Wordsmith.org
Posted By: dxb New addition to London's Lexicon - 02/19/03 12:39 PM
For the third day, Londoners are coming to terms with two words: Congestion Charge. If you want to drive into a big chunk of central London you are now required to pay a £5 a day entry tax (just over $8 at today’s exchange rate). It is enforced via your licence plate by means of linked cameras and computers, and a series of escalating fines that peak with having your car taken away. It is the brainchild of the mayor, Ken Livingstone, who makes a hobby of keeping newts and has been reported as saying that he hates cars and if he had the power would ban the lot. I believe a similar scheme operates in Singapore and one or two other places, but this is the most ambitious to date.

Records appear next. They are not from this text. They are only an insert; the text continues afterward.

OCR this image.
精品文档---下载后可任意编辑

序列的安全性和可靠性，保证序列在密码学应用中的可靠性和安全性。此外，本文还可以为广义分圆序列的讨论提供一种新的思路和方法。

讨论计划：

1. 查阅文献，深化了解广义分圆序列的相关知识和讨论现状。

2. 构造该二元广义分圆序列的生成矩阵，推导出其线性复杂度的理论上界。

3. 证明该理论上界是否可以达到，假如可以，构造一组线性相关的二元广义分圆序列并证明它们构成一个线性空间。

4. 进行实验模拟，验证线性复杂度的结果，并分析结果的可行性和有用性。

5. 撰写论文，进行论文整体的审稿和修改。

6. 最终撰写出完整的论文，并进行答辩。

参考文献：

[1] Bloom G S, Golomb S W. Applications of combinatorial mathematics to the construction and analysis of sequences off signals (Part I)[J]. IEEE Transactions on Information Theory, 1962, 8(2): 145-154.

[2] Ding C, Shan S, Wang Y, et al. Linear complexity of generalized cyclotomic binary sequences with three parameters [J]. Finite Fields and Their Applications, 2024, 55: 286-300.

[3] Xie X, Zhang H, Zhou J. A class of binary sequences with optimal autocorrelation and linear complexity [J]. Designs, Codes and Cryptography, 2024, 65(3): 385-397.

Fortunately I don’t usually have to drive through the affected zone, but the word is that the scheme will be extended if it is seen to “work”. Not sure what the criteria are here. Of course, a high proportion of the money raised goes on administering the scheme and no doubt it provides employment for many new bureaucrats, which can only be good.


Posted By: Bean Re: New addition to London's Lexicon - 02/19/03 02:34 PM
CBC Newsworld had a little summary of where other measures have been considered and implemented, if you're interested, dxb:

http://cbc.ca/news/features/gridlock_030217.html

Posted By: maahey Re: New addition to London's Lexicon - 02/19/03 03:51 PM
a similar scheme operates in Singapore

I believe, it is called 'Zoning'. A draconian version of HOV; everyone who uses these roads at certain stipulated times, has to pay regardless of vehicular occupancy. I am told that it has dramatically eased traffic snarls and has encouraged car pooling too. But then, Singapore is SO regimented, I don't see how any governemental regulation effected there, can't be a success!

Posted By: dxb Re: New addition to London's Lexicon - 02/19/03 05:07 PM
Thanks for the interesting link, Bean. Two points from it:

Traffic reduction 25%. Yes, but the first day coincided with the first day of half-term which accounts for at least 15% of that 25%.

Use public transport instead. Yes, fine idea, but our public transport systems are already stretched beyond breaking point. They actually do keep breaking, not just breaking down. The Central Line has been closed for a couple of weeks due to a derailment caused when a motor fell off one unit and on investigation it was found that the bolts and brackets on all units needed to be replaced. Thats 12000 bolts and associated brackets. The derailed train ran onto another line resulting in that also being closed. It reopened today.

Time will tell, but public transport has had little or no investment under successive governments and we are now paying the price for that failure to bite the bullet. Elected governments tend to have a five year horizon I'm afraid.

Posted By: Bean Re: New addition to London's Lexicon - 02/19/03 06:59 PM
Elected governments tend to have a five year horizon I'm afraid.

Well, I suppose you could always stage a coup and rule as a totalitarian dictator for the next thirty years. That should be about enough time to "fix everything"!

Posted By: Bobyoungbalt Get a dictator - 02/20/03 02:37 AM
Bean the last person who got credit for making the trains run on time by virtue of being a dictator was Mussolini. Look how he ended up. And of course, the trains went back to their old ways.

Posted By: Bean Re: Get a dictator - 02/20/03 11:04 AM
the trains went back to their old ways.

Something about the way that was phrased gave me mental images of trains with personalities a la Thomas the Tank Engine, saying to each other "Whew! Thank God we're done with that! Now I can sleep in again." Y'know, with little faces on the locomotives and everything!

Posted By: Capfka Re: Get a dictator - 02/22/03 08:02 AM
Yeah, Bean, but firing the fat controller in Italy meant hanging him and his mistress by their heels from a lamppost. Something peculiarly Italian about that approach to labour relations, wouldn't you say? At least the English do it with gold watches and vapid rhetoric at a boozy party!

- Pfranz
Posted By: Wordwind Re: Get a dictator - 02/22/03 01:02 PM
Not exactly a lamppost, Pfranz. Even though dead at the hanging-by-heels--gruesome to consider.

Posted By: wow Re: road charges - 02/22/03 03:27 PM
gruesome - yes, but true. The photo ran in all the major newspapers of the day.
----------------------------------------------------------
Re the charge to use the inner London roads : what happens to the poor benighted tourist who drives there by accident?

Posted By: Jackie Re: road charges - 02/23/03 01:29 AM
what happens to the poor benighted tourist
He'd be knighted?

Posted By: wow Re: road charges - 02/23/03 09:43 PM
He'd be knighted?

Sure! And one slip of the sword and OFF WITH HIS HEAD!